Stuart Murray ran two sessions of Hammer's Slammers, with two mercenary forces contending for an urban area. The set up had a city in the northeast corner of the map, with two east-west ridges on the western side of the map (forming northern, central and southern valleys) and some hedged fields in between, with rough terrain and a road south of the city. Our job was to get units onto or adjacent to the crossroads in the city; their job was to stop us. The fire-resolution part of the game is pretty simple: most weapons have unlimited range, so if have line of sight you roll a d6 against your quality to see if you hit, roll a d6 plus your weapon vs his armor to see if you penetrate, roll a d6 plus any excess penetration to see what damage you do. What you have to pay attention to is your command points. Each turn you roll 2d6 plus your Leadership to see how many command points you have; it costs 1CP to move one element, 2 more to move it again, and 4CP to move it a third time. You usually have 6-10 elements in a unit, so you can usually move everything once; but if you're trying to rush into a city, you need more than that. In addition, you can use CP to boost your unit's shooting, and to retry quality tests (such as "passing over a hedge").

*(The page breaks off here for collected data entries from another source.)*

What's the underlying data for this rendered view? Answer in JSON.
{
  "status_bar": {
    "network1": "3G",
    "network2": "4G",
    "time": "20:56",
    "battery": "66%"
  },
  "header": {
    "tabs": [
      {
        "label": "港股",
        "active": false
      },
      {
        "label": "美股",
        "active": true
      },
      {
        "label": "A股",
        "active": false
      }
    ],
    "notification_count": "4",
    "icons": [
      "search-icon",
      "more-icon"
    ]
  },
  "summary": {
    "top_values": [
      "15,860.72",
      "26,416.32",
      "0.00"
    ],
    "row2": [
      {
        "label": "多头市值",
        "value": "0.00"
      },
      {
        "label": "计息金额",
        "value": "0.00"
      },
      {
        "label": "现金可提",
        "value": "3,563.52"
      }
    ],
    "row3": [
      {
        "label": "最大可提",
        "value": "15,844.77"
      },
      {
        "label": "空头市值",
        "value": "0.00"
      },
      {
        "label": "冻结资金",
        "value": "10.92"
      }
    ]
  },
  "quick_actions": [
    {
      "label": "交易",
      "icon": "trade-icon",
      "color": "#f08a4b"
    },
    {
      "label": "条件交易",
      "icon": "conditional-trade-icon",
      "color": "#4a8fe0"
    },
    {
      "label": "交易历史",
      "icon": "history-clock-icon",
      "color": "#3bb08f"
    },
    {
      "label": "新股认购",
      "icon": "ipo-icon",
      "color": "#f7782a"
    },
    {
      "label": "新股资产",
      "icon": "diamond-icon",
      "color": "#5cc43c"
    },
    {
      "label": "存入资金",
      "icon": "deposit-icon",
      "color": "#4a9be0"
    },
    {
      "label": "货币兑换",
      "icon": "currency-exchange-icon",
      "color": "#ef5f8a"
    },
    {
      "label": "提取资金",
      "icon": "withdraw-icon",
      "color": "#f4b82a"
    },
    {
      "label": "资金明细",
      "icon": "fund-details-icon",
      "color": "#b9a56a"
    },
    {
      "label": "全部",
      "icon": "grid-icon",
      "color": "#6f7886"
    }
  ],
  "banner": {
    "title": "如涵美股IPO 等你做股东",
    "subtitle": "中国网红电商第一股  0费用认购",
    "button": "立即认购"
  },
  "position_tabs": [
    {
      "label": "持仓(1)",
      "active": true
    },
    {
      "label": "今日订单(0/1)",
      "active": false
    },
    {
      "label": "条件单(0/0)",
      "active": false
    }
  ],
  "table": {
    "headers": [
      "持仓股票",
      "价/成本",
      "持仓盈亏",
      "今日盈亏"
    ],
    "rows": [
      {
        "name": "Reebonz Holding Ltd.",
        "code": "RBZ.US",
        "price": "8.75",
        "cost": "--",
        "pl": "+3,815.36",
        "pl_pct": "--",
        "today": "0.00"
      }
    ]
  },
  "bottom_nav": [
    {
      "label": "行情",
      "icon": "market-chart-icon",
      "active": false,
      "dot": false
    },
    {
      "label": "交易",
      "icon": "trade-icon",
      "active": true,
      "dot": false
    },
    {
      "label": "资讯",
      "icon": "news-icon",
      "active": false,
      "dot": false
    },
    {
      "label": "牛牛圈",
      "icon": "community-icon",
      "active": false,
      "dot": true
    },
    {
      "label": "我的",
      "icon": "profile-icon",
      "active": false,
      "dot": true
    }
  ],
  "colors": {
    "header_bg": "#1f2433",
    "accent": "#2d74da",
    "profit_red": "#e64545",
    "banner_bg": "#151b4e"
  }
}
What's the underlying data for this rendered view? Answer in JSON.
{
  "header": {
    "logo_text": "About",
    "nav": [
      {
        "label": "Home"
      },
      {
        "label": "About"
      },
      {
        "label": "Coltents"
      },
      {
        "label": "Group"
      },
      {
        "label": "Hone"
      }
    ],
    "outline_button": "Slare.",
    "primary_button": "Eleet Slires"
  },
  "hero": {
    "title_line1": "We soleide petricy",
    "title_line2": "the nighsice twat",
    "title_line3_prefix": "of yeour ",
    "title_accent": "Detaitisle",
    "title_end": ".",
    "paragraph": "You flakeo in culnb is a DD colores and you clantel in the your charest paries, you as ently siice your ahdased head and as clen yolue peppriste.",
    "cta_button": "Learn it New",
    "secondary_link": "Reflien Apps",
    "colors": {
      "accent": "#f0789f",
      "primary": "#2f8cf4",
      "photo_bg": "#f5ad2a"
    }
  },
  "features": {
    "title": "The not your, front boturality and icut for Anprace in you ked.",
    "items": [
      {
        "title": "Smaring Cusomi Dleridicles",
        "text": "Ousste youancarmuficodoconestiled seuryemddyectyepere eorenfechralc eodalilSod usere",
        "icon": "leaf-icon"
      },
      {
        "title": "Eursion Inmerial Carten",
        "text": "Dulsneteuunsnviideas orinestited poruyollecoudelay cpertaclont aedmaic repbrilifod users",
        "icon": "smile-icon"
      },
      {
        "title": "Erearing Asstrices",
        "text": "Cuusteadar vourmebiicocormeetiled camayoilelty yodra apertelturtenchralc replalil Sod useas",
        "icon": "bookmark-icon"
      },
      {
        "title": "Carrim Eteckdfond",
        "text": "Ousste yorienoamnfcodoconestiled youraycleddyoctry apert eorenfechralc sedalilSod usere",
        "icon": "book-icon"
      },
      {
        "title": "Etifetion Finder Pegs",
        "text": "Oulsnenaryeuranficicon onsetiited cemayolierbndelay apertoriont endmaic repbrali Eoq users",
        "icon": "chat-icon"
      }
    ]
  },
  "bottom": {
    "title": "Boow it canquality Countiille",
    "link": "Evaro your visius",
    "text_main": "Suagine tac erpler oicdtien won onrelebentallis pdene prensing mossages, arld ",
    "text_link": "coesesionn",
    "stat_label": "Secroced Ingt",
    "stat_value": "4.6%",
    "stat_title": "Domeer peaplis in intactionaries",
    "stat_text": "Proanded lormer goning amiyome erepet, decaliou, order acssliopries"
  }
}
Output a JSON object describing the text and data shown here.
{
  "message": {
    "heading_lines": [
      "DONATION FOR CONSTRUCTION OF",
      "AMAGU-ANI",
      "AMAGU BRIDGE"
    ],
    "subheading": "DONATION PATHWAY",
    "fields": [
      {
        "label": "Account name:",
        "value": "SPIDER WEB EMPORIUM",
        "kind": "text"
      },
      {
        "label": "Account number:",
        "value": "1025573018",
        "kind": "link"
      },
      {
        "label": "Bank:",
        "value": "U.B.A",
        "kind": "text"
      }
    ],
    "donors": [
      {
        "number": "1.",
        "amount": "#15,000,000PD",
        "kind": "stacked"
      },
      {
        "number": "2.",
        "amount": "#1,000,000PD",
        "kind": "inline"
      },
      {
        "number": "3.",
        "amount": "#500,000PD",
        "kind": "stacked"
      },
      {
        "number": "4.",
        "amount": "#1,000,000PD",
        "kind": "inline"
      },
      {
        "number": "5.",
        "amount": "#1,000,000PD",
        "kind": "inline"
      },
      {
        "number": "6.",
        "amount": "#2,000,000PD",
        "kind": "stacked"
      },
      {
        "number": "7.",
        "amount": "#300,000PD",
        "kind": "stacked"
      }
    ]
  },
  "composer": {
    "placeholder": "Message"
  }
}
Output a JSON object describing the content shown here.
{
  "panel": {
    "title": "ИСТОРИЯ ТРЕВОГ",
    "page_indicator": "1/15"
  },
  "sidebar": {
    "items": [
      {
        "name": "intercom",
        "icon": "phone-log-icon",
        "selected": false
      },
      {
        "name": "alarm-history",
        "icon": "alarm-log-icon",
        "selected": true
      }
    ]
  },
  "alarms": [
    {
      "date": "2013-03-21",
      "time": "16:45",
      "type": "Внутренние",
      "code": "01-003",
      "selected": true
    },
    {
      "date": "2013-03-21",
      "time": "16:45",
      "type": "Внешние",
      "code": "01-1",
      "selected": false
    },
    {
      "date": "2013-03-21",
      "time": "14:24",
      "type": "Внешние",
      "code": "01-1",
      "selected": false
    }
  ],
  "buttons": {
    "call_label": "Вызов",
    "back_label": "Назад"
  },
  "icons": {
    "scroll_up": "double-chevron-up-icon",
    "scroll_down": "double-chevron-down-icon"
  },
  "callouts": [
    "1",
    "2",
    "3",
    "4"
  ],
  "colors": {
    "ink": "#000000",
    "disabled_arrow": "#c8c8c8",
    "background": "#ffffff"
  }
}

In the first game, we though the defenders were coming in from the north instead of, most of them, starting inside the city, so our axis of advance was off; in addition, we were using cm instead of inches, and it was our first time playing. Consequently, our attackers never really got close to the city.
The second time around, I was in charge of he attackers and Indy (the other round-two player who'd been in the first game) took charge of the defense. This time, or forces came in from the west. In the south valley, Steve Barosi's recon formation tangled with and destroyed the defender's screen, although our unit was pretty battered by the end. Damond pushed some heavy tanks up the center. Our recon unit on the north was broken up by infantry buzzbombs but my heavies came on and knocked out their armor, forcing them to withdraw. We pushed hard in the north and center and managed to force a single tank into the objective area; nine infantry squads close-assaulted but failed to do more than immobilize it, so we eked out a draw. A very close, hard fought game with lots of burning armor on the field.
The rules are quick and simple; the book is fairly long but most of that is fluff and unit TOs, with the actual meat being only about sixteen pages. By halfway through the game, pretty much everyone had a handle on the basics of how to move and shoot and could manage without having to ask Stuart for help.